Няня пригласила его остаться у них пообедать, и он принял ее приглашение не только охотно, но положительно с радостью. Он побывал и в комнате мистера Баркиса, и, казалось, принес туда с собой и свет и воздух. Все, что делал Стирфорт, он делал спокойно, бесшумно, все у него выходило как-то само собой. В его манере держать себя было столько прелести, простоты, естественности, что даже теперь, вспоминая его таким, каким он был в то время, я не могу не чувствовать его очарования.
Мы весело болтали в маленькой гостиной, где я нашел «Жизнеописание мучеников» — книгу, которую после меня никто не открывал все эти годы. Перелистывая ее страшные картинки, где были изображены самые ужасные пытки, я думал о том, с каким ужасом смотрел я на них когда-то и как теперь они не производят на меня ровно никакого впечатления.
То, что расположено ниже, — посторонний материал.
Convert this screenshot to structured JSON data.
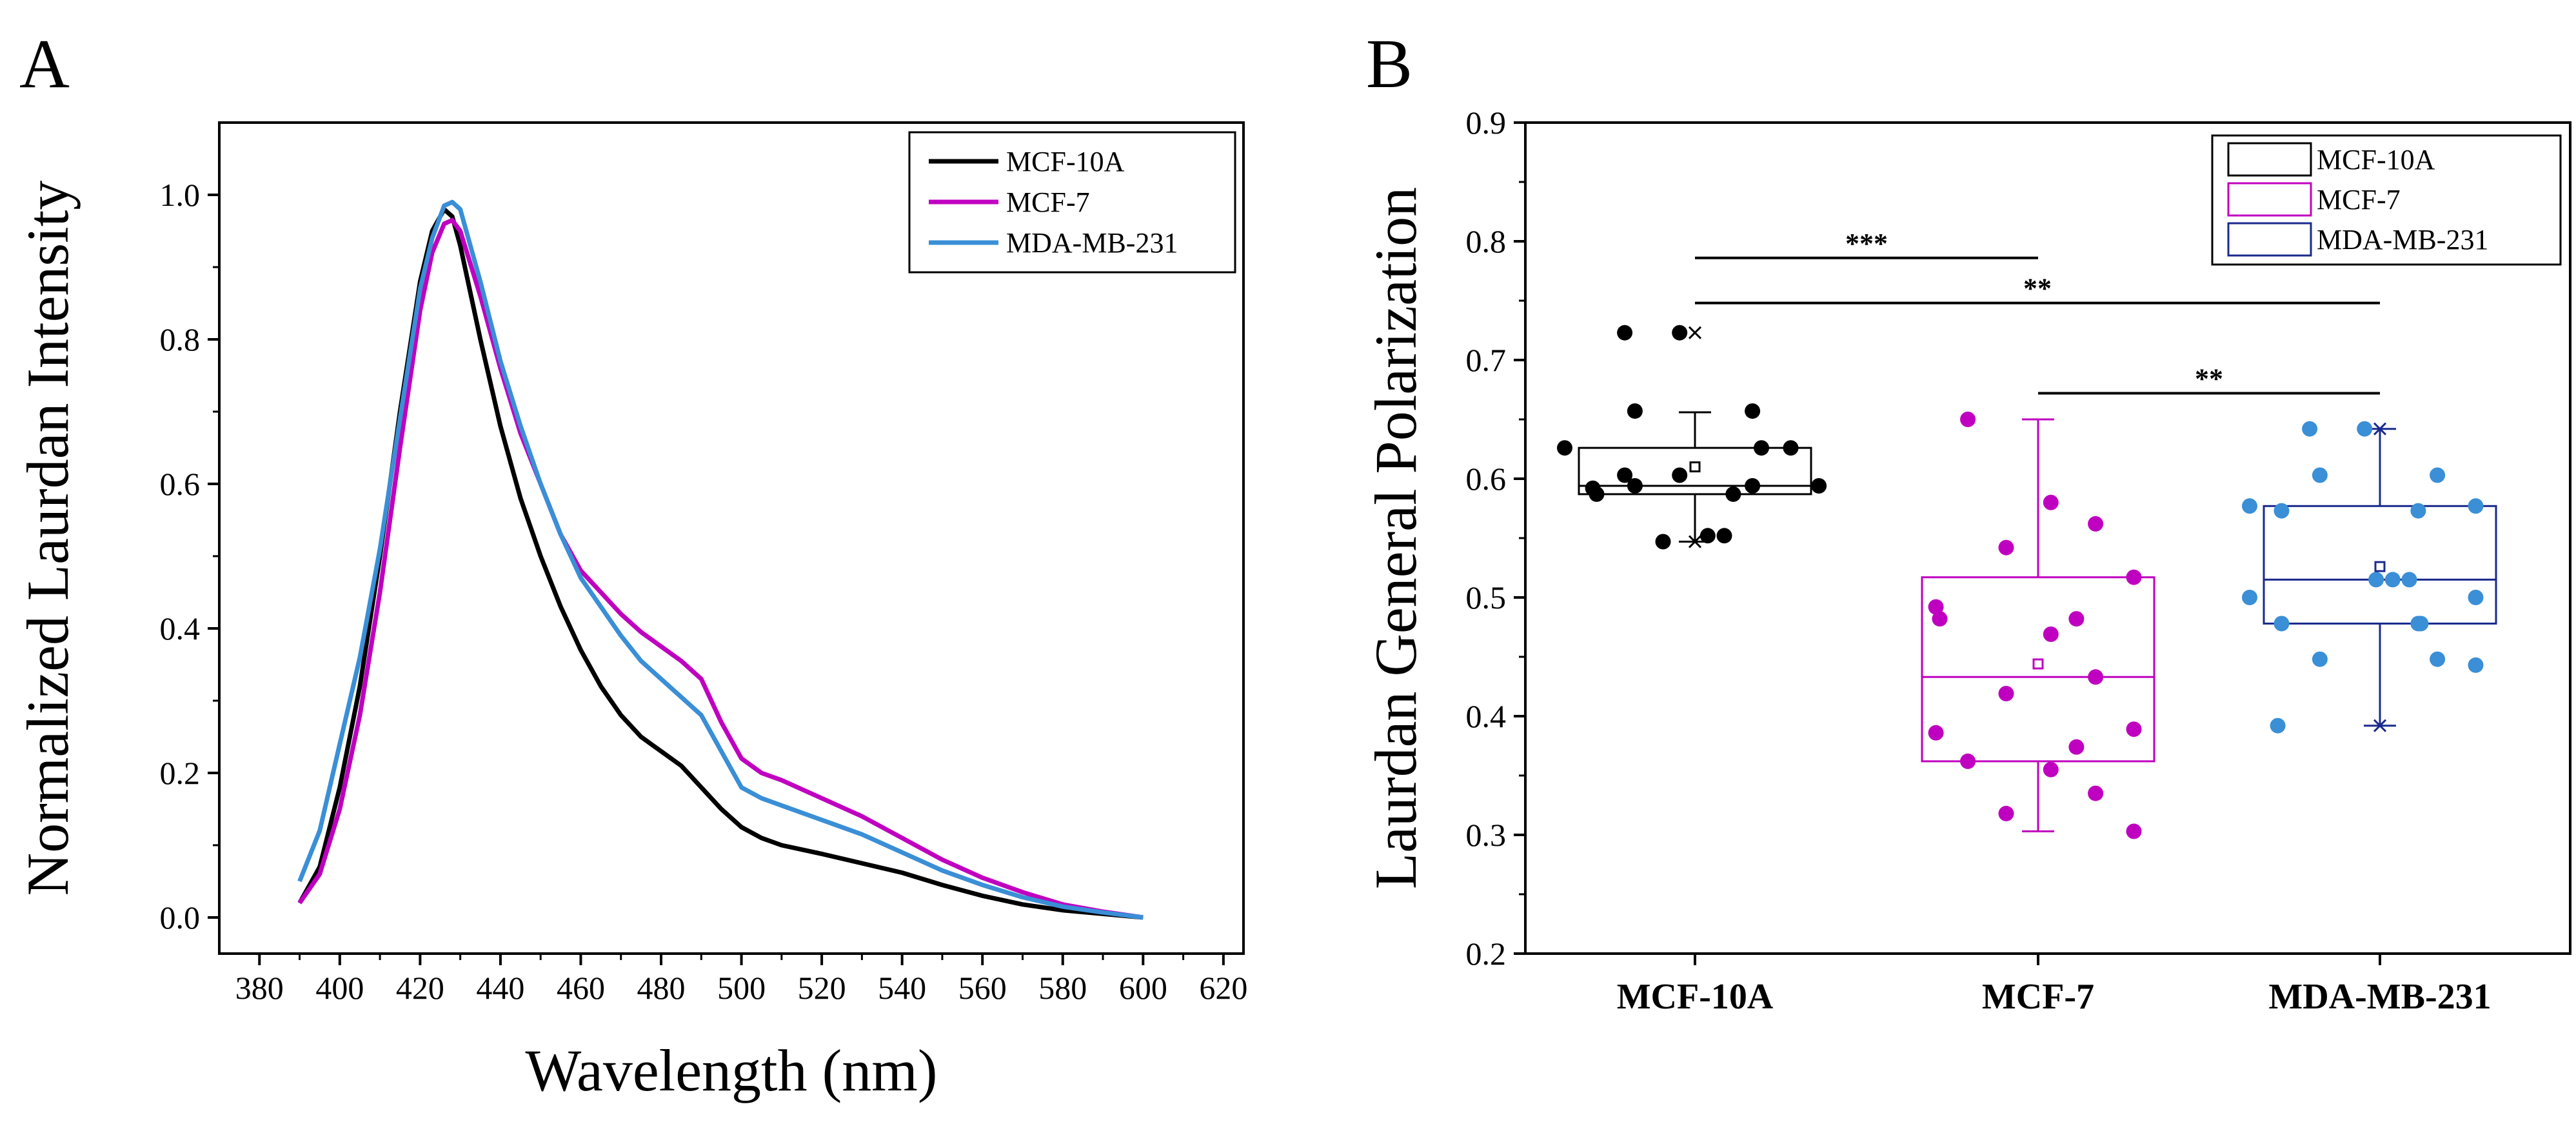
{
  "chart_data": [
    {
      "panel": "A",
      "type": "line",
      "xlabel": "Wavelength (nm)",
      "ylabel": "Normalized Laurdan Intensity",
      "xlim": [
        370,
        625
      ],
      "ylim": [
        -0.05,
        1.1
      ],
      "xticks": [
        "380",
        "400",
        "420",
        "440",
        "460",
        "480",
        "500",
        "520",
        "540",
        "560",
        "580",
        "600",
        "620"
      ],
      "yticks": [
        "0.0",
        "0.2",
        "0.4",
        "0.6",
        "0.8",
        "1.0"
      ],
      "legend_position": "top-right",
      "series": [
        {
          "name": "MCF-10A",
          "color": "#000000",
          "x": [
            390,
            395,
            400,
            405,
            410,
            415,
            420,
            423,
            426,
            428,
            430,
            435,
            440,
            445,
            450,
            455,
            460,
            465,
            470,
            475,
            480,
            485,
            490,
            495,
            500,
            505,
            510,
            520,
            530,
            540,
            550,
            560,
            570,
            580,
            590,
            600
          ],
          "y": [
            0.02,
            0.07,
            0.18,
            0.32,
            0.5,
            0.7,
            0.88,
            0.95,
            0.98,
            0.97,
            0.93,
            0.8,
            0.68,
            0.58,
            0.5,
            0.43,
            0.37,
            0.32,
            0.28,
            0.25,
            0.23,
            0.21,
            0.18,
            0.15,
            0.125,
            0.11,
            0.1,
            0.088,
            0.075,
            0.062,
            0.045,
            0.03,
            0.018,
            0.01,
            0.005,
            0.0
          ]
        },
        {
          "name": "MCF-7",
          "color": "#c000c0",
          "x": [
            390,
            395,
            400,
            405,
            410,
            415,
            420,
            423,
            426,
            428,
            430,
            435,
            440,
            445,
            450,
            455,
            460,
            465,
            470,
            475,
            480,
            485,
            490,
            495,
            500,
            505,
            510,
            520,
            530,
            540,
            550,
            560,
            570,
            580,
            590,
            600
          ],
          "y": [
            0.02,
            0.06,
            0.15,
            0.28,
            0.45,
            0.65,
            0.84,
            0.92,
            0.96,
            0.965,
            0.95,
            0.86,
            0.76,
            0.67,
            0.6,
            0.53,
            0.48,
            0.45,
            0.42,
            0.395,
            0.375,
            0.355,
            0.33,
            0.27,
            0.22,
            0.2,
            0.19,
            0.165,
            0.14,
            0.11,
            0.08,
            0.055,
            0.035,
            0.018,
            0.008,
            0.0
          ]
        },
        {
          "name": "MDA-MB-231",
          "color": "#3a8fd6",
          "x": [
            390,
            395,
            400,
            405,
            410,
            415,
            420,
            423,
            426,
            428,
            430,
            435,
            440,
            445,
            450,
            455,
            460,
            465,
            470,
            475,
            480,
            485,
            490,
            495,
            500,
            505,
            510,
            520,
            530,
            540,
            550,
            560,
            570,
            580,
            590,
            600
          ],
          "y": [
            0.05,
            0.12,
            0.24,
            0.36,
            0.51,
            0.69,
            0.87,
            0.94,
            0.985,
            0.99,
            0.98,
            0.88,
            0.77,
            0.68,
            0.6,
            0.53,
            0.47,
            0.43,
            0.39,
            0.355,
            0.33,
            0.305,
            0.28,
            0.23,
            0.18,
            0.165,
            0.155,
            0.135,
            0.115,
            0.09,
            0.065,
            0.045,
            0.028,
            0.015,
            0.007,
            0.0
          ]
        }
      ]
    },
    {
      "panel": "B",
      "type": "box",
      "xlabel": "",
      "ylabel": "Laurdan General Polarization",
      "ylim": [
        0.2,
        0.9
      ],
      "yticks": [
        "0.2",
        "0.3",
        "0.4",
        "0.5",
        "0.6",
        "0.7",
        "0.8",
        "0.9"
      ],
      "categories": [
        "MCF-10A",
        "MCF-7",
        "MDA-MB-231"
      ],
      "legend_position": "top-right",
      "series": [
        {
          "name": "MCF-10A",
          "color": "#000000",
          "q1": 0.587,
          "median": 0.594,
          "q3": 0.626,
          "mean": 0.61,
          "whisker_low": 0.547,
          "whisker_high": 0.656,
          "extremes": [
            0.547,
            0.723
          ],
          "points": [
            0.723,
            0.723,
            0.657,
            0.657,
            0.626,
            0.626,
            0.626,
            0.603,
            0.603,
            0.594,
            0.594,
            0.594,
            0.592,
            0.587,
            0.587,
            0.552,
            0.552,
            0.547
          ]
        },
        {
          "name": "MCF-7",
          "color": "#c000c0",
          "q1": 0.362,
          "median": 0.433,
          "q3": 0.517,
          "mean": 0.444,
          "whisker_low": 0.303,
          "whisker_high": 0.65,
          "extremes": [],
          "points": [
            0.65,
            0.58,
            0.562,
            0.542,
            0.517,
            0.492,
            0.482,
            0.482,
            0.469,
            0.433,
            0.419,
            0.389,
            0.386,
            0.374,
            0.362,
            0.355,
            0.335,
            0.318,
            0.303
          ]
        },
        {
          "name": "MDA-MB-231",
          "color": "#3a8fd6",
          "box_color": "#1a2a8c",
          "q1": 0.478,
          "median": 0.515,
          "q3": 0.577,
          "mean": 0.526,
          "whisker_low": 0.392,
          "whisker_high": 0.642,
          "extremes": [
            0.392,
            0.642
          ],
          "points": [
            0.642,
            0.642,
            0.603,
            0.603,
            0.577,
            0.577,
            0.573,
            0.573,
            0.515,
            0.515,
            0.515,
            0.5,
            0.5,
            0.478,
            0.478,
            0.478,
            0.448,
            0.448,
            0.443,
            0.392
          ]
        }
      ],
      "significance": [
        {
          "from": "MCF-10A",
          "to": "MCF-7",
          "label": "***",
          "y": 0.786
        },
        {
          "from": "MCF-10A",
          "to": "MDA-MB-231",
          "label": "**",
          "y": 0.748
        },
        {
          "from": "MCF-7",
          "to": "MDA-MB-231",
          "label": "**",
          "y": 0.672
        }
      ]
    }
  ]
}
Когда Пиготти заговорила о так называемой «моей комнате» и о том, что, так же как все эти годы, она и сегодня готова для меня, то не успел я бросить на Стирфорта нерешительный взгляд, как он, уже поняв, чем дело, заявил:
— Да, уж конечно, все время, пока мы в Ярмуте вы будете ночевать здесь, а я в гостинице.
— Но, Стирфорт, — возразил я, — мне кажется, это совсем не по-товарищески: завезти вас в такую даль, да взять и бросить.
— Ну, что вы! Пустяки! Само собой разумеется, вы должны бьть здесь, — решительно настаивал Стирфорт, и с этим вопросом было покончено.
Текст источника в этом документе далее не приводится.